The following week I continued to have the discharge on and off, but my sickness was extremely bad so I took this as a positive sign. I had my call with the midwife at the hospital I wanted to give birth at, and again she reassured that it was likely to be old blood, but again to keep an eye on it.

Last week; my discharge got heavier. I again spoke to my local midwife, who advised that I would only be scanned at the EPU if I was bleeding due to them wanting to restrict how many people were entering the hospital. Again I was assured that because I still had my symptoms it was likely to be old blood.

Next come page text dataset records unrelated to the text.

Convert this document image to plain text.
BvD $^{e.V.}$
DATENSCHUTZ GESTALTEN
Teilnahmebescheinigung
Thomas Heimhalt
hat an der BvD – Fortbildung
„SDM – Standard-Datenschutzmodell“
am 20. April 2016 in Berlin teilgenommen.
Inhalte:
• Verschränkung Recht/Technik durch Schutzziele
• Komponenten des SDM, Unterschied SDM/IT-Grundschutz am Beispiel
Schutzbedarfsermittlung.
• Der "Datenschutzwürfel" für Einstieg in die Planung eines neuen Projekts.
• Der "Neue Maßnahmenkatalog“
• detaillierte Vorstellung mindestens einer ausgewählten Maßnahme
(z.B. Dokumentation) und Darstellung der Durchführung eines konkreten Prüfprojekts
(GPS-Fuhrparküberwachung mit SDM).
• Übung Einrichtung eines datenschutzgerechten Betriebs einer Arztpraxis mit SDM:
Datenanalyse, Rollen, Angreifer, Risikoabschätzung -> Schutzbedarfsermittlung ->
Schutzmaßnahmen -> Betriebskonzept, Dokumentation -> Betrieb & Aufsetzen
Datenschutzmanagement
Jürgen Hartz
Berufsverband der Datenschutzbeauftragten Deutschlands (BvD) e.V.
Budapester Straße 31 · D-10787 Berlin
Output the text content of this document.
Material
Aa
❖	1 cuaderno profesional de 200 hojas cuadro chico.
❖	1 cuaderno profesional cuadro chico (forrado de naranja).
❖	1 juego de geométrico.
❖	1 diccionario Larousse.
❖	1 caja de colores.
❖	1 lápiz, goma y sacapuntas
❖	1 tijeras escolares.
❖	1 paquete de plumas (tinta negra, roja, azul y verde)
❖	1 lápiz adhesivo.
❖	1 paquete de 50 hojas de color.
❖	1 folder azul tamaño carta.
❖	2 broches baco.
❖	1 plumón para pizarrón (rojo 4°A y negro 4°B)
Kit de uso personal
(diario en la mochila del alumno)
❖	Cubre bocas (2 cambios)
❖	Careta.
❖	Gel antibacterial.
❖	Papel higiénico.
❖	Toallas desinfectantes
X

I had a GP appointment on the Friday for something unrelated to my pregnancy, however prior to my appointment I passed a large dark brown clot. I asked my GP about this, explaining about the discharge I was experiencing and she advised that she wanted to refer me to the EPU for scan.

I started bleeding the following day. It wasn’t heavy but I was bleeding. My husband took me to A&E who again said I needed a scan, and that the EPU would be in touch the next day.

EPU contacted me on the Sunday morning and I invited in for an appointment at 10.15am. I had to attend alone, leaving my anxious husband in the car. I was scanned, and they confirmed we had no heartbeat. The baby had stopped growing 2 weeks ago. The sonographer and nurse were lovely, and both said they were sorry, and I truly believe they meant it.

I am now in the confusing early days of deciding how to manage my miscarriage. Manage my miscarriage, words I never thought I would ever have to say out loud or think about.

I can’t even say we are devastated. We are just numb.

We want a baby more than anything in the world. I just hope we have one.

If you are going through this or have gone through this I send you all the love in the world.